After a request by McGovern in 1960 “to make a maximum effort to narrow the gap between abundance here at home and starvation abroad,” President John Kennedy created an office of Food for Peace as his second executive order and appointed McGovern director.
McGovern said he supports direct feeding programs, which give children school lunches and feed pregnant and nursing mothers.
“You can almost predict that school attendance will double in the first year (of the programs),” McGovern said. “It has worked wonders wherever we’ve tried it, both in this country and abroad.”
McGovern highlighted the universal school lunch program; preschool feeding for mothers and infants; and improved agricultural development, food distribution, storage and processing as the most important aspects of the plan to decrease hunger.

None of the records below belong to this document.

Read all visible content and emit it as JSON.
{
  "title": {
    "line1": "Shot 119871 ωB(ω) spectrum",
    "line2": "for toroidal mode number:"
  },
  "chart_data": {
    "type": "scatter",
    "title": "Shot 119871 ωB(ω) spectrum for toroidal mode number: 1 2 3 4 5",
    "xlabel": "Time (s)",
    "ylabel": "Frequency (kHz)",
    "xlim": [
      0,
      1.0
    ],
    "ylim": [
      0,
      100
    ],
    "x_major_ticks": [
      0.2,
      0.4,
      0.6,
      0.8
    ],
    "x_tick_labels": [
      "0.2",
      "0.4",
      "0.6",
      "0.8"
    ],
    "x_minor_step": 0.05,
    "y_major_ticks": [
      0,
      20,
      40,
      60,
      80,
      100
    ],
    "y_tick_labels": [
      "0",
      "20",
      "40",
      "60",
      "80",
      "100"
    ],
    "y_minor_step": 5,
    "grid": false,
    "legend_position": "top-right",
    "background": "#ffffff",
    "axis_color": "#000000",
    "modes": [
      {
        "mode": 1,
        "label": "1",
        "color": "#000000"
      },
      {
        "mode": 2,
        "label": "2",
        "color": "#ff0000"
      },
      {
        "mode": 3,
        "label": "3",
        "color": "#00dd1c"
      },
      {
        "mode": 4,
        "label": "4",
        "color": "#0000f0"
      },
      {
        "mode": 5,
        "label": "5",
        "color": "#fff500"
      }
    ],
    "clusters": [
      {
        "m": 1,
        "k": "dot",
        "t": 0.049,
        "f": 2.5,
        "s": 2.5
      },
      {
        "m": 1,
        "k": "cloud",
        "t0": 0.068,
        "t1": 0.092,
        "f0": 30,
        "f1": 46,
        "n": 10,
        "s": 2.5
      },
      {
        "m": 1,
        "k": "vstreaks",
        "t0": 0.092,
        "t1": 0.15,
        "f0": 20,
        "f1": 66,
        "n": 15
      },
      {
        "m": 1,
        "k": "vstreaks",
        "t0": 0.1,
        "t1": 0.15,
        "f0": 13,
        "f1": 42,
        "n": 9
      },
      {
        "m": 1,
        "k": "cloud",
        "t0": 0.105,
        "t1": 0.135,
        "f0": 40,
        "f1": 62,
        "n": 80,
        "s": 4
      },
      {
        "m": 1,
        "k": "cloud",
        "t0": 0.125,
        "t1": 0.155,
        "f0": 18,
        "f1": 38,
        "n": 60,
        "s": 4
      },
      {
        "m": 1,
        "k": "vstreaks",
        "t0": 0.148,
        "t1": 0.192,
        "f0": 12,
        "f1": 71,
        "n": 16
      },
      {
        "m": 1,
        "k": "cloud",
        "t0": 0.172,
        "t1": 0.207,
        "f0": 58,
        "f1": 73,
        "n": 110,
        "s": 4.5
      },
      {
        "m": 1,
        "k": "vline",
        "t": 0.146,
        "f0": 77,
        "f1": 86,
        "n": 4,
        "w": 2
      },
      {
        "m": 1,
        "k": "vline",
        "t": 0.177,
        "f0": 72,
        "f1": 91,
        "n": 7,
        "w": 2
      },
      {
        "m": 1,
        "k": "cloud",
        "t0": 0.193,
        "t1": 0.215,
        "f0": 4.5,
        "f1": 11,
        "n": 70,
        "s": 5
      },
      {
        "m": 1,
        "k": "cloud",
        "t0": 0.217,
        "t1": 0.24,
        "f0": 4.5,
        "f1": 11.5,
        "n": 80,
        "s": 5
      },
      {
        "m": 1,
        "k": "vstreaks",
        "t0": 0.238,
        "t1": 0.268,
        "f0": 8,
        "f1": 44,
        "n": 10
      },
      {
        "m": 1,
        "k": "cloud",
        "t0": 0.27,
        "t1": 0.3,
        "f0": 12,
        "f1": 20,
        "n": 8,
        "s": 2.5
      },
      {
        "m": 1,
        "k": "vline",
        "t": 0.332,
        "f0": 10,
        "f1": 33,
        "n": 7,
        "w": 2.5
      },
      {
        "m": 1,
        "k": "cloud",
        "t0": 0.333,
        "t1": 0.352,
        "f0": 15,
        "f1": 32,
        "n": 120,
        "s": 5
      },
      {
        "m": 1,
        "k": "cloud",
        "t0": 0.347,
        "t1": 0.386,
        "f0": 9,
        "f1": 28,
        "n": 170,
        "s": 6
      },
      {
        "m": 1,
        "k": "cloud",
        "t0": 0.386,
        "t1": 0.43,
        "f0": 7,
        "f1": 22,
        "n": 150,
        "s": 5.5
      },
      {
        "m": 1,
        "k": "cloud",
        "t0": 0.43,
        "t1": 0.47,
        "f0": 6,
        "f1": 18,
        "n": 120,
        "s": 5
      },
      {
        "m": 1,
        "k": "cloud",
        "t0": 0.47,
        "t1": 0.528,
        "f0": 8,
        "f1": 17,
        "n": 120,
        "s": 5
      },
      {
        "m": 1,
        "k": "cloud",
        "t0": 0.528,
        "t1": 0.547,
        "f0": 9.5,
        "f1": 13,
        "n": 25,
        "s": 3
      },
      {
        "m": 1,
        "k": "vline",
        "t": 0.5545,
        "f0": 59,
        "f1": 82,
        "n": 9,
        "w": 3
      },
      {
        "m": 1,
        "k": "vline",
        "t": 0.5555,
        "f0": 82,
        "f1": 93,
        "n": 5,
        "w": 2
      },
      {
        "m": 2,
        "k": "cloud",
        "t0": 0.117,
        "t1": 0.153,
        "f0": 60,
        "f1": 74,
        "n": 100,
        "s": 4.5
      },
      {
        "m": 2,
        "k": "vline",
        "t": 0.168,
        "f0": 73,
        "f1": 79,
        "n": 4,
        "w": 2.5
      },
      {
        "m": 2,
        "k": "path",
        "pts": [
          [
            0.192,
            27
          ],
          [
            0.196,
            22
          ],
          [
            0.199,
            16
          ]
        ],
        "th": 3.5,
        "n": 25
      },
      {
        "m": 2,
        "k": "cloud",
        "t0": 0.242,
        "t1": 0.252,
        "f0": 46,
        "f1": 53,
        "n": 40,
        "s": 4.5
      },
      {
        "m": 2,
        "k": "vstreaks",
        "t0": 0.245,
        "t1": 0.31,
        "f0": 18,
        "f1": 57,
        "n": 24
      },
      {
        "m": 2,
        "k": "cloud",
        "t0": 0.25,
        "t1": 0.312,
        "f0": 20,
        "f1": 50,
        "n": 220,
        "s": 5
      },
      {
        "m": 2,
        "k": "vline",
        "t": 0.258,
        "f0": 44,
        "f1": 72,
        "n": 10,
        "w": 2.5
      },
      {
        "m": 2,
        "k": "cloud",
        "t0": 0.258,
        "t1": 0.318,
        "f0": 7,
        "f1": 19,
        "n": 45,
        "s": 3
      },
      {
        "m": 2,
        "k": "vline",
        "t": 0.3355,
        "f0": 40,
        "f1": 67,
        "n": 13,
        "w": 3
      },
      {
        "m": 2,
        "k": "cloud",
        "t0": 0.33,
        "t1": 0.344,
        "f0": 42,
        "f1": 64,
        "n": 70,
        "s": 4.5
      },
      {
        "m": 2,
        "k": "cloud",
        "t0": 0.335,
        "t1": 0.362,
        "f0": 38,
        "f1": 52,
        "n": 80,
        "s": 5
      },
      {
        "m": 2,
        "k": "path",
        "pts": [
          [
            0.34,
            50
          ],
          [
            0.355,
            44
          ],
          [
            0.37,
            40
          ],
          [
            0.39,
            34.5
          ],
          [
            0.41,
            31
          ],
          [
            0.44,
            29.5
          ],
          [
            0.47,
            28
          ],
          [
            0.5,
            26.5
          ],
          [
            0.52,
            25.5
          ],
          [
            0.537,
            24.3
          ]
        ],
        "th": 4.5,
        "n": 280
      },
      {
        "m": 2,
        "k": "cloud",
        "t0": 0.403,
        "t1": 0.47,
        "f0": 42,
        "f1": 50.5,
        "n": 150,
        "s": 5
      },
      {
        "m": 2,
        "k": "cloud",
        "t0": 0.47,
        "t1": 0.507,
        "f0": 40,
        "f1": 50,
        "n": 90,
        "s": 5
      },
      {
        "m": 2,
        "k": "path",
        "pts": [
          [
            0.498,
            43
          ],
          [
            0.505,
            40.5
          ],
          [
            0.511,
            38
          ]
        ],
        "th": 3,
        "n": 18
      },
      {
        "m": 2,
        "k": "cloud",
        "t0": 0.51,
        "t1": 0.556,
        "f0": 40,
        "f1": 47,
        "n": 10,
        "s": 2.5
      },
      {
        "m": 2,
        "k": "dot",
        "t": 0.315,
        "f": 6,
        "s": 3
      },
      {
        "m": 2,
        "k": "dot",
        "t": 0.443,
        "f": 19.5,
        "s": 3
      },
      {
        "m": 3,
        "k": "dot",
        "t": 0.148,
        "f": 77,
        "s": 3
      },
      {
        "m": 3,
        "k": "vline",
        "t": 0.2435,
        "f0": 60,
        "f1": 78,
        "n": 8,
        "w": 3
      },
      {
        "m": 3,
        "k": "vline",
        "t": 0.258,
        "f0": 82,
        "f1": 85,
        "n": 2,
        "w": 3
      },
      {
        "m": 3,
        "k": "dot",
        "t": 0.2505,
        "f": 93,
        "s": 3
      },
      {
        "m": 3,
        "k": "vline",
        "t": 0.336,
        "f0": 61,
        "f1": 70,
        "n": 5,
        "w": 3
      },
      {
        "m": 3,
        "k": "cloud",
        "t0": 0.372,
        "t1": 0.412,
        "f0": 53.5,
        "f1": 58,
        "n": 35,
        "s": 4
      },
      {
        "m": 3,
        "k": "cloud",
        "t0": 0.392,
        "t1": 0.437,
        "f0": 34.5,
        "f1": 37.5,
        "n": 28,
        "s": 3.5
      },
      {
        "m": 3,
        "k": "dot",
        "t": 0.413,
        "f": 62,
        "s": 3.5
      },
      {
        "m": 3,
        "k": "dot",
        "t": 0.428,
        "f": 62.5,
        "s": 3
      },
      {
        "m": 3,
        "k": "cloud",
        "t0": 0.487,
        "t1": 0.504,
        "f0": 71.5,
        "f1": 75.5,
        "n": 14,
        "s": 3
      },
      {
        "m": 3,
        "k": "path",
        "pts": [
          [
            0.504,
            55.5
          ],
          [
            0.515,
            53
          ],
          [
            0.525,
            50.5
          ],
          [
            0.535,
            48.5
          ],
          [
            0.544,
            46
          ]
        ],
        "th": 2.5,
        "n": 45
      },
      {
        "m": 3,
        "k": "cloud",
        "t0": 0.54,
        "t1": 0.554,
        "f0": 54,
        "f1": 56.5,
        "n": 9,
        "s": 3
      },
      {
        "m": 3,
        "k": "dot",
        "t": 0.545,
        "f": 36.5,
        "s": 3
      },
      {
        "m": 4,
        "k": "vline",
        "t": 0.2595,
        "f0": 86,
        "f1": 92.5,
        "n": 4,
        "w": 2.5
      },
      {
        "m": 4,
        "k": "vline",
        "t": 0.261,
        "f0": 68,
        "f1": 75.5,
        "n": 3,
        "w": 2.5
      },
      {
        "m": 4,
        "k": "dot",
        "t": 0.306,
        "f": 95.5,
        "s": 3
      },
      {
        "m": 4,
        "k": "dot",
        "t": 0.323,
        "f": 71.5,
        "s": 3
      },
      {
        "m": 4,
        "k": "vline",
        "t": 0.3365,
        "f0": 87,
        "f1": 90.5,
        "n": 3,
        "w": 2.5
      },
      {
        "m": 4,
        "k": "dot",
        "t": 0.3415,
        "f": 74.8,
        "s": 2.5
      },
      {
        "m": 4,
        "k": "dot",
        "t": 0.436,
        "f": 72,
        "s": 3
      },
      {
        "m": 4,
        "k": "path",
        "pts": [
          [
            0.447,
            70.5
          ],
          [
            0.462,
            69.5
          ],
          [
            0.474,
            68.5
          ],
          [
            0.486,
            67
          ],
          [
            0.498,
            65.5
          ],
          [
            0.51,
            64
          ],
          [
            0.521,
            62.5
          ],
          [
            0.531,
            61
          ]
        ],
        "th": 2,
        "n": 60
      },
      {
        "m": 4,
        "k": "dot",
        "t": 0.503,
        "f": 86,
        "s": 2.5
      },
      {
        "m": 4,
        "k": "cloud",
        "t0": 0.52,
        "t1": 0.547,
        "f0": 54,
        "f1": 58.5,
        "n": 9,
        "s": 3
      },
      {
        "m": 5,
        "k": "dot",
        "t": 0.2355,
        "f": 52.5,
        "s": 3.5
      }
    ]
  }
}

Although McGovern mentioned the barriers to food distribution in areas that lack roads and air fields, Weinberg junior Mike Ebner said he did not address possible solutions for this problem.
“His idea concerning universal lunch programs is an idealistic goal,” Ebner said. “But he failed to tell the audience how he’d implement gathering and distributing food in underdeveloped Third World nations.”
But in the last 10 years, the production of food in the world has increased 16 percent more than the population has increased, which McGovern said is encouraging.
“We can win this battle,” he said. “And that may help all of us get into heaven.”